Ce contentieux illustre les limites du modèle de gouvernance ultra-centralisé mis en place par Patrick Drahi. En refusant de céder du pouvoir aux créanciers, tout en leur demandant des efforts financiers considérables, Altice joue une partition risquée, dénoncée par plusieurs analystes comme une stratégie de court terme.

Impacts potentiels sur le marché français des télécoms

Si la restructuration échoue, deux scénarios extrêmes se dessinent : une cession forcée de SFR, ou un démantèlement partiel d’Altice France. Dans les deux cas, les conséquences pour le marché des télécoms seraient majeures. SFR détient environ un tiers des parts de marché mobile, et un quart sur le segment fixe. Toute modification de périmètre aurait un impact sur les équilibres concurrentiels, notamment avec Orange et Free.

Pour les clients de SFR, à court terme, aucun changement contractuel n’est envisagé. En revanche, la stratégie d’investissement pourrait être revue à la baisse.
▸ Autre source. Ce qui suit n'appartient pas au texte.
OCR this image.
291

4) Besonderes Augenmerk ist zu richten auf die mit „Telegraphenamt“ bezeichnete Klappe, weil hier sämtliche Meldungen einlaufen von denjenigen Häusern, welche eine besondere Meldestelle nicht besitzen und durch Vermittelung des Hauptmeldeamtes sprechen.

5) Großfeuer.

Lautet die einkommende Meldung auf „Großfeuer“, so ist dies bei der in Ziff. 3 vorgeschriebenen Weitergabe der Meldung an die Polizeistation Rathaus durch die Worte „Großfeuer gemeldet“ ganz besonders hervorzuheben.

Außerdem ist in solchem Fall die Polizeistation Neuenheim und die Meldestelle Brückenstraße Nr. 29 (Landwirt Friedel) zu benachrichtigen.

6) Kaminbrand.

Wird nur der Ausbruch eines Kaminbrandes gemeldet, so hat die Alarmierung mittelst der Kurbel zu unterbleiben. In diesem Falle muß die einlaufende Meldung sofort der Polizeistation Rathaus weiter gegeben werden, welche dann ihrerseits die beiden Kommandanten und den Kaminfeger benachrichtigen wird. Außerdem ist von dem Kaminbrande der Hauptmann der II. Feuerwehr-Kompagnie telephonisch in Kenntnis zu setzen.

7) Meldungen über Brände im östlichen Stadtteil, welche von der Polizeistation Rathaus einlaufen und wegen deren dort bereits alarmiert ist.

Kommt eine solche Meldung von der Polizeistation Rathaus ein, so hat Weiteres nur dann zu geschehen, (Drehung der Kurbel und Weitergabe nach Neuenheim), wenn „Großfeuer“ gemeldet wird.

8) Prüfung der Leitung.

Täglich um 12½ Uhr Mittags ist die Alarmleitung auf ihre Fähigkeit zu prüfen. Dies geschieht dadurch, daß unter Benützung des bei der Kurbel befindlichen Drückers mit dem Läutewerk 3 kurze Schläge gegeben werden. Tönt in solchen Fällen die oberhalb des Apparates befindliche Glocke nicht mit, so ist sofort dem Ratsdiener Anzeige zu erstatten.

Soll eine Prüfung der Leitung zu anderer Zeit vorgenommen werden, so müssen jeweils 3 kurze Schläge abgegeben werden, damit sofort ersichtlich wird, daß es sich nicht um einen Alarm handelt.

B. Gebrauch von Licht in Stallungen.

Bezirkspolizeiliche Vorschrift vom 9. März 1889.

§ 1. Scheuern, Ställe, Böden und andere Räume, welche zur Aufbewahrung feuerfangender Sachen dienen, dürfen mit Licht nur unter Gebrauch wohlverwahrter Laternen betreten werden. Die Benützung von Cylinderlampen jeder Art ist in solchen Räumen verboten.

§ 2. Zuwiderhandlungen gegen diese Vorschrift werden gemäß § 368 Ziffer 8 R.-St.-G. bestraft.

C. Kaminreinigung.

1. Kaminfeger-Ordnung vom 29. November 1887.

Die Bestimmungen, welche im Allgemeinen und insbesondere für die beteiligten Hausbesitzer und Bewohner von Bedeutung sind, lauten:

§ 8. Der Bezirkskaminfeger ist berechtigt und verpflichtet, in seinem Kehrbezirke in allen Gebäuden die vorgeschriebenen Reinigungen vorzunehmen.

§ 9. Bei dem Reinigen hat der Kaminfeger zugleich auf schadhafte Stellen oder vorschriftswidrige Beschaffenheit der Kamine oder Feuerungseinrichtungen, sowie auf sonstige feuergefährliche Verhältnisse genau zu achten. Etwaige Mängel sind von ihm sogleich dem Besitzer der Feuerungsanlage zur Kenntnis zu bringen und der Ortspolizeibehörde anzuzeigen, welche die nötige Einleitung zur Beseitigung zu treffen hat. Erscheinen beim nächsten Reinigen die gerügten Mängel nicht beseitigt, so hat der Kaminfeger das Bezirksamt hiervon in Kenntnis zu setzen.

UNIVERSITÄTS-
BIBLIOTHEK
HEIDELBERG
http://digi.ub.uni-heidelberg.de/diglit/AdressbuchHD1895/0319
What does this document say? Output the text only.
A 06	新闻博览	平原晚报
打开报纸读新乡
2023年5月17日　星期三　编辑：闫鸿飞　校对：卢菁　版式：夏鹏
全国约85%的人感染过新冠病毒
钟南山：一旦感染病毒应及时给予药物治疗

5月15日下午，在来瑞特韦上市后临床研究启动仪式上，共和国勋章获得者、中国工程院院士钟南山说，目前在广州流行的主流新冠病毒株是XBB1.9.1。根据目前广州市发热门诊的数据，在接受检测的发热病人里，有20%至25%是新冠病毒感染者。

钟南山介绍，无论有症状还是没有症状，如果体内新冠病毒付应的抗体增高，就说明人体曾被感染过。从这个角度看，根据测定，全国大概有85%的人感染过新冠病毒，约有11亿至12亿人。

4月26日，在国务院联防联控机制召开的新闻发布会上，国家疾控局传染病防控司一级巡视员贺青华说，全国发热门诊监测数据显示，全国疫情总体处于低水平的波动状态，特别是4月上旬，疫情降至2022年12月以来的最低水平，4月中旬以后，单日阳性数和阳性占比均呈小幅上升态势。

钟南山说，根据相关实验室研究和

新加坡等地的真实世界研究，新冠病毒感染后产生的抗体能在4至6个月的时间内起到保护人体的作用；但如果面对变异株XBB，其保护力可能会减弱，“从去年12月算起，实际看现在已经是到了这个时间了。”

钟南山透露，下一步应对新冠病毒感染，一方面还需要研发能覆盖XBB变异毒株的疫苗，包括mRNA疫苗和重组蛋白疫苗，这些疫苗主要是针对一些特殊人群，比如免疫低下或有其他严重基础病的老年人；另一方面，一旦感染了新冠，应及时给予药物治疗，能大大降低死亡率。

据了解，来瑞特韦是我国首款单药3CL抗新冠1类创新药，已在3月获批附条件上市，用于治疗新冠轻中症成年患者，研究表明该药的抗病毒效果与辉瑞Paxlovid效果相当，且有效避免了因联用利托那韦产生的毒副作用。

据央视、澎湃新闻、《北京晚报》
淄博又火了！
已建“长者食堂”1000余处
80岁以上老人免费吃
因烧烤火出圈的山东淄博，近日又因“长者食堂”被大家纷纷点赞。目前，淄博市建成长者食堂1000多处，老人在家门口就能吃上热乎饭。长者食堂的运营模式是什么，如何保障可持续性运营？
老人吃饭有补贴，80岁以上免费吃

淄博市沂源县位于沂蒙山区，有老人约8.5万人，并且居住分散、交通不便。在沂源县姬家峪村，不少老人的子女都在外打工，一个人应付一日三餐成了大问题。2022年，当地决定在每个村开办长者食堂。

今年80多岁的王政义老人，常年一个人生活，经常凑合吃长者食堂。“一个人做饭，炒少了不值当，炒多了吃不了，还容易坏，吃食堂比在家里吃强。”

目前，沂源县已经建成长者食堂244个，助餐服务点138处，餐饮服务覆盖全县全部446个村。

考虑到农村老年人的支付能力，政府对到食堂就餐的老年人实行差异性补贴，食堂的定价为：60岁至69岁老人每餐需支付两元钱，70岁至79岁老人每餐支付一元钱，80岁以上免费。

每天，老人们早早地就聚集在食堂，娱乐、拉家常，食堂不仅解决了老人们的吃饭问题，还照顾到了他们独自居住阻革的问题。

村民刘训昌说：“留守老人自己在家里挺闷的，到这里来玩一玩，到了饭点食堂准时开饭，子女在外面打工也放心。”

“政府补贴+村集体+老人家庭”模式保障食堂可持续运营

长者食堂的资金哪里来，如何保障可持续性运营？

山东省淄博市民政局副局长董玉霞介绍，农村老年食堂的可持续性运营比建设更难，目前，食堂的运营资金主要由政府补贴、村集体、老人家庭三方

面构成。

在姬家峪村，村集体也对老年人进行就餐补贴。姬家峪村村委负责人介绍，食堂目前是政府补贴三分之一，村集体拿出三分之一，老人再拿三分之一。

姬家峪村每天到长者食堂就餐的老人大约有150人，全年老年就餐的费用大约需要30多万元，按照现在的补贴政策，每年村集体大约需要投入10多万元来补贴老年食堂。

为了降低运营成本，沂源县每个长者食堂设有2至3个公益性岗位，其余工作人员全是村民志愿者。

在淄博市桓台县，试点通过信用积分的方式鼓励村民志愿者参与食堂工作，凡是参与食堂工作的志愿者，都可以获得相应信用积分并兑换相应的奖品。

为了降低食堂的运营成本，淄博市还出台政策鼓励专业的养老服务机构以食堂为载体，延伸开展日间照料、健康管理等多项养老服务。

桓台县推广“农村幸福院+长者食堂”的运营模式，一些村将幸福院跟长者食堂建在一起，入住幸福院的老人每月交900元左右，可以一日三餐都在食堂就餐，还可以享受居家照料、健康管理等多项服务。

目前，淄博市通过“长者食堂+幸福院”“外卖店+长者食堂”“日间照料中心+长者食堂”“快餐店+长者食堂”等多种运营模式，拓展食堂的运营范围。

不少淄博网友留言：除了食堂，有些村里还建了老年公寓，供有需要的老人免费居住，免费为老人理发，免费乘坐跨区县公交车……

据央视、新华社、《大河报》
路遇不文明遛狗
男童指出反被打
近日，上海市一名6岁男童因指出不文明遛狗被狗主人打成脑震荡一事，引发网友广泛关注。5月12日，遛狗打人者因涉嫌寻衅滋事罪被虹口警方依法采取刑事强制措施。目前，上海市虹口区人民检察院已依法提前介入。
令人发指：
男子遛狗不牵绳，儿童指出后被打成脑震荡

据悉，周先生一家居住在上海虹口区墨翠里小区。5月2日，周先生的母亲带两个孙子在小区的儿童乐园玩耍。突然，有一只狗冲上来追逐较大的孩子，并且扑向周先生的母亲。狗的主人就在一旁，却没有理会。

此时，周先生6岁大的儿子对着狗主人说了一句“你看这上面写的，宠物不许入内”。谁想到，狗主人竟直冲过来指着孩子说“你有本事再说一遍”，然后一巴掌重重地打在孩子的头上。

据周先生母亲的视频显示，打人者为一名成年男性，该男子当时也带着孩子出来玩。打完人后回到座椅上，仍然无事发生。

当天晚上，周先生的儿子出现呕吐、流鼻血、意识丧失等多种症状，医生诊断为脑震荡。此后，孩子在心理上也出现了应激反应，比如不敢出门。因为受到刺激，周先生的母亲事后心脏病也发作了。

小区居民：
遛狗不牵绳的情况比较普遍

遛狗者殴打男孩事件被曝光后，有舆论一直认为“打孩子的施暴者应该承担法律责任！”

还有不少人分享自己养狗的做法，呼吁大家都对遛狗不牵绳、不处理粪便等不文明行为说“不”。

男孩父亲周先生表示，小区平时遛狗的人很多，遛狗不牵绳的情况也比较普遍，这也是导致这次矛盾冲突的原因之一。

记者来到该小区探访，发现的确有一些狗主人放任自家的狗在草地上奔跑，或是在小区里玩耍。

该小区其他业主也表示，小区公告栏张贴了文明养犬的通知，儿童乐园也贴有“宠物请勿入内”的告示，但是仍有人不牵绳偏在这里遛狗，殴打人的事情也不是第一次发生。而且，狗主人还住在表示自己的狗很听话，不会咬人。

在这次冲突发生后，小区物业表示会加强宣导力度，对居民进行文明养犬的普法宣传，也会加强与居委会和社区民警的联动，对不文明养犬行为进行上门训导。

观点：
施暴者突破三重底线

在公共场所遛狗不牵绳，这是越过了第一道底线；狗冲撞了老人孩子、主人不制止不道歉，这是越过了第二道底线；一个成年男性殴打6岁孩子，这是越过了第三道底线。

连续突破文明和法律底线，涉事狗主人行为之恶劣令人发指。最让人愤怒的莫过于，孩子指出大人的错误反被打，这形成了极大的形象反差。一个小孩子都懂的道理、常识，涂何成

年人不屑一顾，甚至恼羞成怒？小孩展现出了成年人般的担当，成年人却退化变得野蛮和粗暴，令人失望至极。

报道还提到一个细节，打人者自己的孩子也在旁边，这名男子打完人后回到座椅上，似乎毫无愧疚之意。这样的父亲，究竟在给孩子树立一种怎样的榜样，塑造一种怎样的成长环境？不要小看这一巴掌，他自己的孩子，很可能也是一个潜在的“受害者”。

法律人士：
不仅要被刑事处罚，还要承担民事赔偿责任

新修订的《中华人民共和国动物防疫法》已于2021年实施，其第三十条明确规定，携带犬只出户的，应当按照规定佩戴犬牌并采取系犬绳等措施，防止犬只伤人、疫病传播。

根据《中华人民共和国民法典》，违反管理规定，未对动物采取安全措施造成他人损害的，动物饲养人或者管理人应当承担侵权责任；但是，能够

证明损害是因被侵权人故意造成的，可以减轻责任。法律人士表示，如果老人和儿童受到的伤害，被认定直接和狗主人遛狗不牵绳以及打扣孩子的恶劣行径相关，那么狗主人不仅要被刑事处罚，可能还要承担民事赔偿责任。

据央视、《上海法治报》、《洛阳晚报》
Le déploiement de la 5G, la densification des réseaux FTTH (fibre optique jusqu’à l’abonné) ou les projets industriels liés à l’IoT pourraient être ralentis, dans une logique de préservation de trésorerie.

Une stratégie de contrôle inspirée des standards américains

La structure du plan Drahi rappelle les méthodes de restructuration utilisées dans les LBO (leveraged buyouts) nord-américains. Le groupe s’est entouré de cabinets spécialisés en retournement (Kirkland & Ellis, PJT Partners), et a multiplié les dispositifs de rétention de pouvoir : actions à droits de vote multiples, conventions d’actionnaires verrouillées, et effets de seuil bloquants.

Ce montage pourrait permettre à Patrick Drahi de conserver la direction du groupe, même après une dilution massive de sa participation. Mais cette stratégie suscite un rejet croissant des marchés, des agences de notation, et d’une partie des salariés – inquiets de la vision exclusivement financière qui semble guider les décisions.

Une restructuration symptomatique d’un modèle à bout de souffle ?

Au-delà du cas Altice, cette restructuration éclaire les failles d’un modèle économique fondé sur l’effet de levier permanent. Rares sont les groupes ayant accumulé un niveau d’endettement aussi élevé, tout en maintenant un contrôle aussi rigide de leur capital. La situation actuelle révèle une crise de gouvernance, mais aussi un défi stratégique pour le secteur des télécoms : maintenir l’innovation tout en maîtrisant les équilibres financiers.

Si le plan est validé par la justice, Altice pourrait gagner du temps. Mais si le tribunal rejette l’architecture actuelle, c’est tout l’édifice Drahi qui pourrait vaciller. Et avec lui, une partie de l’écosystème télécoms français.